My husband had back surgery today and is fine. It was incredibly weird being there for him at the hospital doing the reassuring hand holding thing. (sorry babe if you are reading this, not at all implying wimpiness on your part). I realized that having surgery for me is normal. Then I thought to myself,"It really is not normal to consider having surgery as normal!" Yet, as a sickie, that is how I feel . Most hospitalizations feel pretty routine. The idea of someone being "fixable" is also odd to me. When one has a chronic illness there is no fixing. I clearly remember the first time a doctor told me that he was not really trying to make me better, more like just trying to "maintain" me and keep me from getting worse. That really goes against what medicine is supposed to do! I think most people consider their doctors as someone who can make them better. This is what is so messed up about chronic illnesses. I saw one of my orthopedic doctors when I was waiting for my husband to go into surgery. I mentioned to my husband's doctor that I see three of his colleagues in the same practice. He referred to me as a groupie. That is quite alarming yet true. Being a patient often feels like a full time job. It was interesting, for today, to not be about me!

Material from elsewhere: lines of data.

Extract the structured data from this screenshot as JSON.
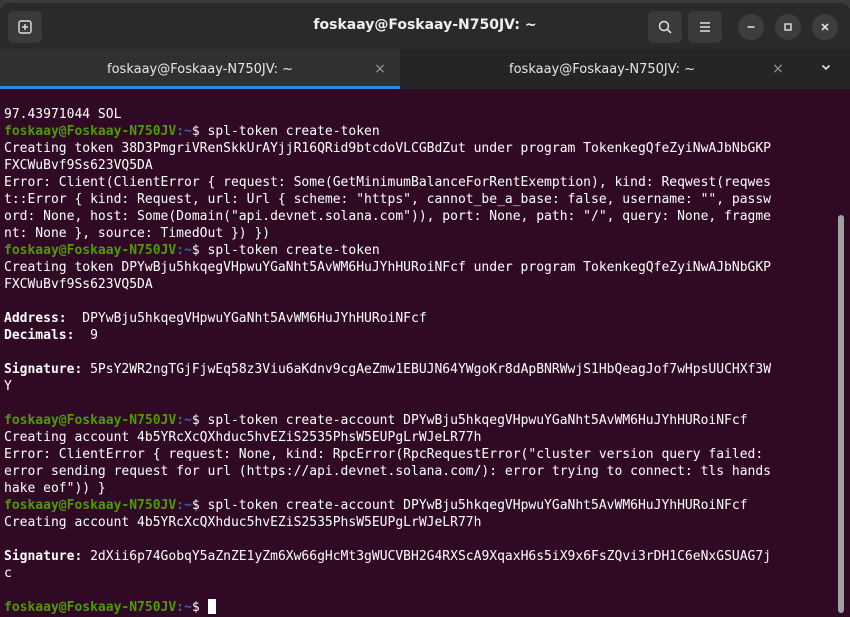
{
  "window": {
    "title": "foskaay@Foskaay-N750JV: ~"
  },
  "tabs": [
    {
      "label": "foskaay@Foskaay-N750JV: ~",
      "close": "×"
    },
    {
      "label": "foskaay@Foskaay-N750JV: ~",
      "close": "×"
    }
  ],
  "terminal": {
    "prompt_user": "foskaay@Foskaay-N750JV",
    "prompt_path": ":~",
    "prompt_sign": "$ ",
    "lines": {
      "l0": "97.43971044 SOL",
      "cmd1": "spl-token create-token",
      "l2": "Creating token 38D3PmgriVRenSkkUrAYjjR16QRid9btcdoVLCGBdZut under program TokenkegQfeZyiNwAJbNbGKP",
      "l3": "FXCWuBvf9Ss623VQ5DA",
      "l4": "Error: Client(ClientError { request: Some(GetMinimumBalanceForRentExemption), kind: Reqwest(reqwes",
      "l5": "t::Error { kind: Request, url: Url { scheme: \"https\", cannot_be_a_base: false, username: \"\", passw",
      "l6": "ord: None, host: Some(Domain(\"api.devnet.solana.com\")), port: None, path: \"/\", query: None, fragme",
      "l7": "nt: None }, source: TimedOut }) })",
      "cmd2": "spl-token create-token",
      "l9": "Creating token DPYwBju5hkqegVHpwuYGaNht5AvWM6HuJYhHURoiNFcf under program TokenkegQfeZyiNwAJbNbGKP",
      "l10": "FXCWuBvf9Ss623VQ5DA",
      "addr_label": "Address:",
      "addr_value": "  DPYwBju5hkqegVHpwuYGaNht5AvWM6HuJYhHURoiNFcf",
      "dec_label": "Decimals:",
      "dec_value": "  9",
      "sig1_label": "Signature:",
      "sig1_value": " 5PsY2WR2ngTGjFjwEq58z3Viu6aKdnv9cgAeZmw1EBUJN64YWgoKr8dApBNRWwjS1HbQeagJof7wHpsUUCHXf3W",
      "l17": "Y",
      "cmd3": "spl-token create-account DPYwBju5hkqegVHpwuYGaNht5AvWM6HuJYhHURoiNFcf",
      "l20": "Creating account 4b5YRcXcQXhduc5hvEZiS2535PhsW5EUPgLrWJeLR77h",
      "l21": "Error: ClientError { request: None, kind: RpcError(RpcRequestError(\"cluster version query failed:",
      "l22": "error sending request for url (https://api.devnet.solana.com/): error trying to connect: tls hands",
      "l23": "hake eof\")) }",
      "cmd4": "spl-token create-account DPYwBju5hkqegVHpwuYGaNht5AvWM6HuJYhHURoiNFcf",
      "l25": "Creating account 4b5YRcXcQXhduc5hvEZiS2535PhsW5EUPgLrWJeLR77h",
      "sig2_label": "Signature:",
      "sig2_value": " 2dXii6p74GobqY5aZnZE1yZm6Xw66gHcMt3gWUCVBH2G4RXScA9XqaxH6s5iX9x6FsZQvi3rDH1C6eNxGSUAG7j",
      "l28": "c"
    }
  }
}
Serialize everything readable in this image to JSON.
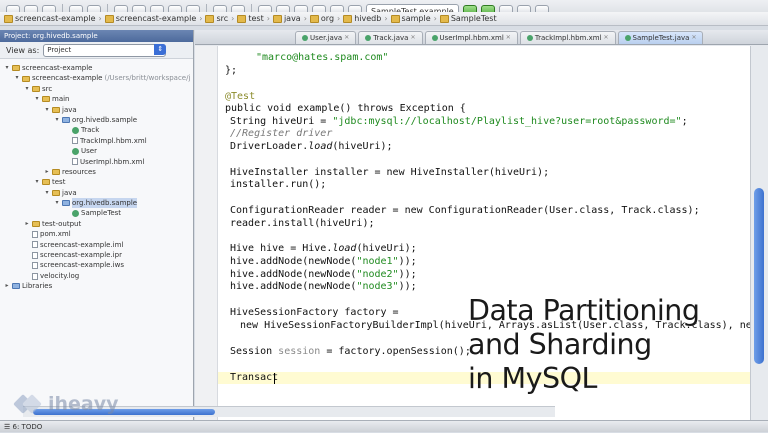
{
  "toolbar": {
    "config_combo": "SampleTest.example"
  },
  "breadcrumbs": [
    "screencast-example",
    "screencast-example",
    "src",
    "test",
    "java",
    "org",
    "hivedb",
    "sample",
    "SampleTest"
  ],
  "left_panel": {
    "header": "Project: org.hivedb.sample",
    "view_as_label": "View as:",
    "view_as_value": "Project",
    "tree": [
      {
        "label": "screencast-example",
        "level": 0,
        "icon": "folder-icon",
        "toggle": "▾"
      },
      {
        "label": "screencast-example",
        "path": "(/Users/britt/workspace/j",
        "level": 1,
        "icon": "folder-icon",
        "toggle": "▾"
      },
      {
        "label": "src",
        "level": 2,
        "icon": "folder-icon",
        "toggle": "▾"
      },
      {
        "label": "main",
        "level": 3,
        "icon": "folder-icon",
        "toggle": "▾"
      },
      {
        "label": "java",
        "level": 4,
        "icon": "folder-icon",
        "toggle": "▾"
      },
      {
        "label": "org.hivedb.sample",
        "level": 5,
        "icon": "package-icon",
        "toggle": "▾"
      },
      {
        "label": "Track",
        "level": 6,
        "icon": "class-icon",
        "toggle": ""
      },
      {
        "label": "TrackImpl.hbm.xml",
        "level": 6,
        "icon": "file-icon",
        "toggle": ""
      },
      {
        "label": "User",
        "level": 6,
        "icon": "class-icon",
        "toggle": ""
      },
      {
        "label": "UserImpl.hbm.xml",
        "level": 6,
        "icon": "file-icon",
        "toggle": ""
      },
      {
        "label": "resources",
        "level": 4,
        "icon": "folder-icon",
        "toggle": "▸"
      },
      {
        "label": "test",
        "level": 3,
        "icon": "folder-icon",
        "toggle": "▾"
      },
      {
        "label": "java",
        "level": 4,
        "icon": "folder-icon",
        "toggle": "▾"
      },
      {
        "label": "org.hivedb.sample",
        "level": 5,
        "icon": "package-icon",
        "toggle": "▾",
        "selected": true
      },
      {
        "label": "SampleTest",
        "level": 6,
        "icon": "class-icon",
        "toggle": ""
      },
      {
        "label": "test-output",
        "level": 2,
        "icon": "folder-icon",
        "toggle": "▸"
      },
      {
        "label": "pom.xml",
        "level": 2,
        "icon": "file-icon",
        "toggle": ""
      },
      {
        "label": "screencast-example.iml",
        "level": 2,
        "icon": "file-icon",
        "toggle": ""
      },
      {
        "label": "screencast-example.ipr",
        "level": 2,
        "icon": "file-icon",
        "toggle": ""
      },
      {
        "label": "screencast-example.iws",
        "level": 2,
        "icon": "file-icon",
        "toggle": ""
      },
      {
        "label": "velocity.log",
        "level": 2,
        "icon": "file-icon",
        "toggle": ""
      },
      {
        "label": "Libraries",
        "level": 0,
        "icon": "library-icon",
        "toggle": "▸"
      }
    ]
  },
  "editor": {
    "tabs": [
      {
        "label": "User.java",
        "active": false
      },
      {
        "label": "Track.java",
        "active": false
      },
      {
        "label": "UserImpl.hbm.xml",
        "active": false
      },
      {
        "label": "TrackImpl.hbm.xml",
        "active": false
      },
      {
        "label": "SampleTest.java",
        "active": true
      }
    ],
    "code": {
      "l1": "\"marco@hates.spam.com\"",
      "l2": "};",
      "l3": "@Test",
      "l4": "public void example() throws Exception {",
      "l5a": "String hiveUri = ",
      "l5b": "\"jdbc:mysql://localhost/Playlist_hive?user=root&password=\"",
      "l5c": ";",
      "l6": "//Register driver",
      "l7a": "DriverLoader.",
      "l7b": "load",
      "l7c": "(hiveUri);",
      "l8": "HiveInstaller installer = new HiveInstaller(hiveUri);",
      "l9": "installer.run();",
      "l10": "ConfigurationReader reader = new ConfigurationReader(User.class, Track.class);",
      "l11": "reader.install(hiveUri);",
      "l12a": "Hive hive = Hive.",
      "l12b": "load",
      "l12c": "(hiveUri);",
      "l13a": "hive.addNode(newNode(",
      "l13b": "\"node1\"",
      "l13c": "));",
      "l14b": "\"node2\"",
      "l15b": "\"node3\"",
      "l16": "HiveSessionFactory factory =",
      "l17": "new HiveSessionFactoryBuilderImpl(hiveUri, Arrays.asList(User.class, Track.class), new Se",
      "l18a": "Session ",
      "l18b": "session",
      "l18c": " = factory.openSession();",
      "l19": "Transact"
    }
  },
  "status": {
    "text": "☰ 6: TODO"
  },
  "overlay": {
    "line1": "Data Partitioning",
    "line2": "and Sharding",
    "line3": "in MySQL"
  },
  "logo": {
    "text": "iheavy"
  }
}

I walked outside this morning and there was more snow, what a surprise (read: sarcasm). I hate winter. Like a little old lady I constantly worry about falling and having to get a third knee replacement. Falling is something I obsess about. I am 40 but feel like I am 92. The outside of me is just a facade. My dogs, on the other hand, love the snow and tunnel through the back yard making paths. They play like eight year old kids and have a blast. I wish I was a dog but only if I had an owner like myself. I am NOT the pack leader. My dogs are cute and therefore rule our house.
Medicare turned me down for the mouse drug. Rituxan is the actual name but it is so much more fun to call it The Mouse Drug. I am now filling out forms to have the drug company take pity on me. I know, the idea of drug companies having a conscience is absurd but desperation is called for. I am a little jaded. Now I have to wait and be patient. I am not good at patience.
I suppose I should explain "Eva In Wonderland". The blog title is mostly in reference to the mass of pharmeceuticals I ingest everyday. I loved Alice in Wonderland and Through the Looking Glass and the "Jabberwocky" poem I had memorized, at one time. Taking all these drugs constantly reminds me of the passage where Alice eats from one side of the mushroom and it makes her tall, the other side made her small. I feel controlled by the drugs and often wonder where I end and they begin. Where am I in the sea of drugs? The "relationship" I have with steroids has to be the strangest. I love and hate prednisone. Steroids are like an abusive boyfriend who beats the shit out of me, yet I just love him so much! No doubt, prednisone masks my pain, takes down swelling and gives me more energy. It also causes me to have 5 different sizes of clothing in my closet, rounds out my face in the form of a pumpkin and is ripping the hell out of my bones. I have avascular necrosis in my knee and both ankles. Sure, this could be partly due to the Lupus but it is the steroids, also. I am tapering off of 20 milligrams over the next 3 weeks. I know that it is the best thing, but I also know how hard it is to reduce the dosage. It is a Catch 22, damned if I do, damned if I don't. There was a time when having access to lots of drugs was a great thing, that time is not now! I guess that would be another irony.